Старший уорент-офицер третьего класса Алан Спад открыл глаза, безвольно всматриваясь в потолок каюты. Боль в горле вновь вернула его в сознание, чтобы напомнить о себе, причиняя все большие и большие страдания, подобно кислоте разъедая разум.
Но одно лицо никак не желало оставлять Алана, даже за пределами сновидений, за той спасительной чертой, которая отделяет мир живых и мир мертвых. Ведь именно во сне, эта грань становиться как никогда тонкой. Ее так легко преодолеть, пройти, разорвать тонкие путы, и заглянуть в пустоту неизвестности.
Именно в этой пустоте и ждал его Том Дэспер, с ненавистью взирая гниющими глазами в лицо своего убийцы. Спад старался забыть тот случай, но Том не хотел забывать. Мертвые ничего не забывают и не умеют прощать. Они ждут. Ждут своего часа, ждут часа мести.
- Зачем ты здесь? – спросил Спад у призрака, витающего по каюте. Лицо его оставалось таким же пугающе детским, как в тот момент, когда был убит. На лице, шее и теле все еще угадывались неуклюжие шрамы, нанесенные тупым кухонным ножом. – Ты давно уже мертв. Тебя нет.
Истлевшее, но с все еще угадывающимися чертами, лицо Дэспера приблизилось к лицу Алана. Офицер даже мог почувствовать его едва различимое холодное дыхание, от которого на лице начал проявляться серебристый иней.
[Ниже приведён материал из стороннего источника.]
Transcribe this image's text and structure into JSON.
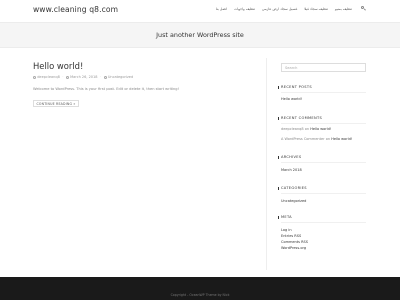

“Значит и мертвые умеют дышать?!” – подумал Спад, игнорируя едва различимый у самого края сознания шепот. – “Пускай по-другому, но все же, умеют. А так же очень хорошо умеют помнить злое, как если бы то было единственным, ради чего они возвращаются вновь, являются во снах, дышат в затылок, ожидая подходящего момента для мести”.
- Нет. – улыбнулся Том. – Я все еще здесь с тобой. Пока жив ты, буду жить и я, потому как в аду нет места. Он переполнен из-за количества проклятых душ, ежесекундно попадающих туда. Я не могу вернуться без своего убийцы, не могу обрести покой, не будучи отмщенным.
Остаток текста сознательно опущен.